In the present study, we aimed to compare two novel treatments in Iran. Four hundred and twenty patients with peptic ulcer and naïve H. pylori infection were X-396 in vitro randomized in the study. Two hundred and ten patients received hybrid therapy: pantoprazole 40 mg/b.i.d. and amoxicillin 1 g/b.i.d. for 14 days plus 500 mg clarithromycin and 500 mg tinidazole, both twice daily for the last 7 days. The other 210 patients received sequential therapy: 40 mg pantoprazole/b.i.d. for 10 days and 1 g amoxicillin/b.i.d. for the first 5 days, followed by 500 mg clarithromycin/b.i.d. and 500 mg tinidazole/b.i.d.

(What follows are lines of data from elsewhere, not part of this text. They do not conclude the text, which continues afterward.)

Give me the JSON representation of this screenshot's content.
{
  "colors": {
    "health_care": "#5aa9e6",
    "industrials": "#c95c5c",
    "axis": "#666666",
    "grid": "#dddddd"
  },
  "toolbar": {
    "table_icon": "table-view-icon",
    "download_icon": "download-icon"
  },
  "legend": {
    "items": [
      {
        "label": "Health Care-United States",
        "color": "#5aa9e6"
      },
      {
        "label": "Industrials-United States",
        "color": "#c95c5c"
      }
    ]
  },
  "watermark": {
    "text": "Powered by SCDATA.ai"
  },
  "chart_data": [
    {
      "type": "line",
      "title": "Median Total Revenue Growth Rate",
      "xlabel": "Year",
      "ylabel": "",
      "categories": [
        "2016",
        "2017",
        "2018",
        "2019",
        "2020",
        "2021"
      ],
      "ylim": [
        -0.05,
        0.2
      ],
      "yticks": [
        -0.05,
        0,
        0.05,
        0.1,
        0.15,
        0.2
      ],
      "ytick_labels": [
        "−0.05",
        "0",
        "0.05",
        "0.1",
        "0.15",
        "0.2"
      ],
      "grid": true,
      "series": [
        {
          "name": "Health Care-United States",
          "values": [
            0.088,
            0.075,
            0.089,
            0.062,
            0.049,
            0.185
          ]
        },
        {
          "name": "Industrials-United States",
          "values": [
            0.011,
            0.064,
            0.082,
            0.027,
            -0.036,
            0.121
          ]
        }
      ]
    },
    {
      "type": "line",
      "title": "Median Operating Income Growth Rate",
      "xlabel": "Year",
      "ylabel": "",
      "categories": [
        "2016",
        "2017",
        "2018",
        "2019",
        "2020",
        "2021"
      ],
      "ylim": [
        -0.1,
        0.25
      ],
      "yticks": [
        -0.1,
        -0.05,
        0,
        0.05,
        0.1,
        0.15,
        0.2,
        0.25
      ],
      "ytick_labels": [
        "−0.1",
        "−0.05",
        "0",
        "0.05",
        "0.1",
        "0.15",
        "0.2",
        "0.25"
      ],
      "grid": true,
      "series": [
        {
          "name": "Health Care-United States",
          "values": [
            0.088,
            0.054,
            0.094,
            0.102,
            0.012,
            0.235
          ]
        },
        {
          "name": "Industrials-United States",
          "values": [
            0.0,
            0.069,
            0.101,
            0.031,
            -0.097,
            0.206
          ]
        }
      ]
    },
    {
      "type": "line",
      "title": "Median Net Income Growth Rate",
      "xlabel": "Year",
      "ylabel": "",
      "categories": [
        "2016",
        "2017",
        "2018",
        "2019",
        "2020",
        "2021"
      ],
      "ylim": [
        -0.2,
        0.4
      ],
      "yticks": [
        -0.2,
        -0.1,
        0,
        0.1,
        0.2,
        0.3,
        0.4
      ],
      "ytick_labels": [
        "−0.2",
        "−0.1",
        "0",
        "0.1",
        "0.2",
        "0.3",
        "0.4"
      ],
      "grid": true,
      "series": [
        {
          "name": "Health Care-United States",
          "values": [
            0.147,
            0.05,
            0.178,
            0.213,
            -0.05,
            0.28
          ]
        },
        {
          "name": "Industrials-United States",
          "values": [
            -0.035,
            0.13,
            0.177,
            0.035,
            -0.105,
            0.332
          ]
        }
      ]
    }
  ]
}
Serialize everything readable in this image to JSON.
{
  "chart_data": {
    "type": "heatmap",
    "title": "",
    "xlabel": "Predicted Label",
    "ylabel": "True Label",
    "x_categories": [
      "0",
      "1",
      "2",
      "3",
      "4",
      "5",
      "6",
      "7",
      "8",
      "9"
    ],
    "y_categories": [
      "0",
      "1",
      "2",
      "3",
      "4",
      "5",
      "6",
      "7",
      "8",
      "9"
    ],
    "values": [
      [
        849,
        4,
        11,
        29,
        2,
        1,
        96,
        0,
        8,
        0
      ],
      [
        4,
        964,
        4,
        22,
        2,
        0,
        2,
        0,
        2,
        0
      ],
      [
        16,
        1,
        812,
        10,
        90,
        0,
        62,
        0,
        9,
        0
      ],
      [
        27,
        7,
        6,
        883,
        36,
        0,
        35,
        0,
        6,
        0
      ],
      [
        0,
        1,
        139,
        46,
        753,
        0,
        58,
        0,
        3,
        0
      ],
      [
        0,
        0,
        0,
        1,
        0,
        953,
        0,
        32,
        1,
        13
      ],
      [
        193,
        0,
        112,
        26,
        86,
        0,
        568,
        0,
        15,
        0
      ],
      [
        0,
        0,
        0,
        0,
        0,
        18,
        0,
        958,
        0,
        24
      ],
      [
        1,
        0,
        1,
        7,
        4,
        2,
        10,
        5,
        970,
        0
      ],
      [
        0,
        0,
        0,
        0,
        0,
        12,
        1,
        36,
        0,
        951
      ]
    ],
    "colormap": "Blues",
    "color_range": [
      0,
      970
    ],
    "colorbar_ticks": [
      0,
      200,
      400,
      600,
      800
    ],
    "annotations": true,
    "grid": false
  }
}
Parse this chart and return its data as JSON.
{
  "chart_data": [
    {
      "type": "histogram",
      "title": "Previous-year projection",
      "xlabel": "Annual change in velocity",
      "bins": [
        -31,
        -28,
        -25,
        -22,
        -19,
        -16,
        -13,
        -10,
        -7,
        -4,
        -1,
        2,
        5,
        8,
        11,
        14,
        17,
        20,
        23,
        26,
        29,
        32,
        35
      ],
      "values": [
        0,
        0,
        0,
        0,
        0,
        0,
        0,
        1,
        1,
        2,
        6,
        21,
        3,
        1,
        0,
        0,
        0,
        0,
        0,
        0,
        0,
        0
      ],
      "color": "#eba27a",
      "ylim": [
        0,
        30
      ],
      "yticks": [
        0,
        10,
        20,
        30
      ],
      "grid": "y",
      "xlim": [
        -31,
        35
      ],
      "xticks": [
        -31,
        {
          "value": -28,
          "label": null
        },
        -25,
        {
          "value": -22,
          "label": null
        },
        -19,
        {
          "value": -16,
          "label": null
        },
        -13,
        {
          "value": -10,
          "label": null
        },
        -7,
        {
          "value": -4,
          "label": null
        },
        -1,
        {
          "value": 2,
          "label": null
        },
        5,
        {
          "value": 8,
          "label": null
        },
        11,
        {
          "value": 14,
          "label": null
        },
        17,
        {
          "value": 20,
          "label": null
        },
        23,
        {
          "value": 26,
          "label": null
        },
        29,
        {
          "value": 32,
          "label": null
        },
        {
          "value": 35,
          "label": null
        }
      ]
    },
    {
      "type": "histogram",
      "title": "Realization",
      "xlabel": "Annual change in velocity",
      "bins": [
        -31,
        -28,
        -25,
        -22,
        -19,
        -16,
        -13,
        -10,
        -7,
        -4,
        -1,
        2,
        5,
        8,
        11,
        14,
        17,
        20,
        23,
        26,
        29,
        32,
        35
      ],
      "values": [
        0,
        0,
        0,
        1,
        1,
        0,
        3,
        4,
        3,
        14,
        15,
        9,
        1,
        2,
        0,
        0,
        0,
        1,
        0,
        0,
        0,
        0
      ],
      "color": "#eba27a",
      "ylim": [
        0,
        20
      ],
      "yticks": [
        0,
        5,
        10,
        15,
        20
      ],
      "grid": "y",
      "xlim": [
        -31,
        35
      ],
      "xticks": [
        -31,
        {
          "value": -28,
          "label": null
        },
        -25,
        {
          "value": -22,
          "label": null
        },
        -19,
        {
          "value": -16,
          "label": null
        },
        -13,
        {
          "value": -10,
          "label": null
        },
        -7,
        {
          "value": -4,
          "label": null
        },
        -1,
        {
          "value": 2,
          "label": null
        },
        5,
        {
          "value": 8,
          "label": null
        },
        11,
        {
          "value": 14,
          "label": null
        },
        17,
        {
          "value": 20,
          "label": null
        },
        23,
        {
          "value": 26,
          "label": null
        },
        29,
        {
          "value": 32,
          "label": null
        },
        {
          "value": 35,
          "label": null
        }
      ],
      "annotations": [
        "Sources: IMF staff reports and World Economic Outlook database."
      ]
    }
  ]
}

for the last 5 days. C¹⁴-urea breath test was performed 8 weeks after the treatment. Three hundred and ninety-six patients (197 patients in the hybrid group and 199 patients in the sequential group) completed the study. The compliance rates were 96.7 and 98.6% for the two groups, respectively. The intention-to-treat eradication rate was 89.5% (95% CI = 85.4–93.6) for the hybrid group and 76.7% (95% CI = 71–82.4) for the sequential group (p = .001),

and the per-protocol eradication rates were 92.9% (95% CI = 89.2–96.5) and 79.9% (95% CI = 74.1–85.4) for the hybrid and sequential groups (p = .001), respectively. Severe adverse effects were observed LY2157299 datasheet in 2.4% of patients in the hybrid group and 3.8% of those in the sequential group. According to our results, sequential regimen does not seem to be an appropriate therapy for H. pylori eradication in the Iranian population, whereas hybrid therapy showed to be more effective. However, considering the high cost of clarithromycin in Iran, we recommend further studies to compare hybrid therapy with bismuth-containing regimens or to assess the effects of hybrid therapies with periods shorter than 14 days. “
“To investigate the biological activity of the H. pylori SlyD in vitro. Helicobacter pylori (H.pylori) slyD prokaryotic expression vector was carried out in Escherichia coli (E.coli), and recombination SlyD (rSlyD) was purified by immobilized metal affinity chromatography. The proliferation, apoptosis, invasion, transformation effects of rSlyD on AGS cells was detected by CCK-8, cell cycle, caspase-3 activity, matrigel invasion assay,

and double-deck soft agar colony forming efficiency. In addition, the expressions of PCNA, KI-67, caspase-3, Resveratrol and MMP-9 were detected by western blot and immunofluorescence assay, respectively. The CCK-8 assay revealed that cell proliferation was increased in a time and dose-dependent manner in AGS + rSlyD group compared with that of AGS or AGS + PBS group (p < .05). There are significant difference of PCNA and KI67 expressions among AGS, AGS + PBS, AGS + rSlyD groups (p < .05). Soft agar colony formation assay revealed the colony number (foci>100 μm) in AGS + rSlyD group was 26.3 ± 7.09, whereas 5.6 ± 1.15 in AGS and 5.0 ± 1.0 in AGS + PBS groups, respectively (p < .01). Colorimetric enzyme assay revealed the activity of caspase-3 was decreased to 31.45 ± 0.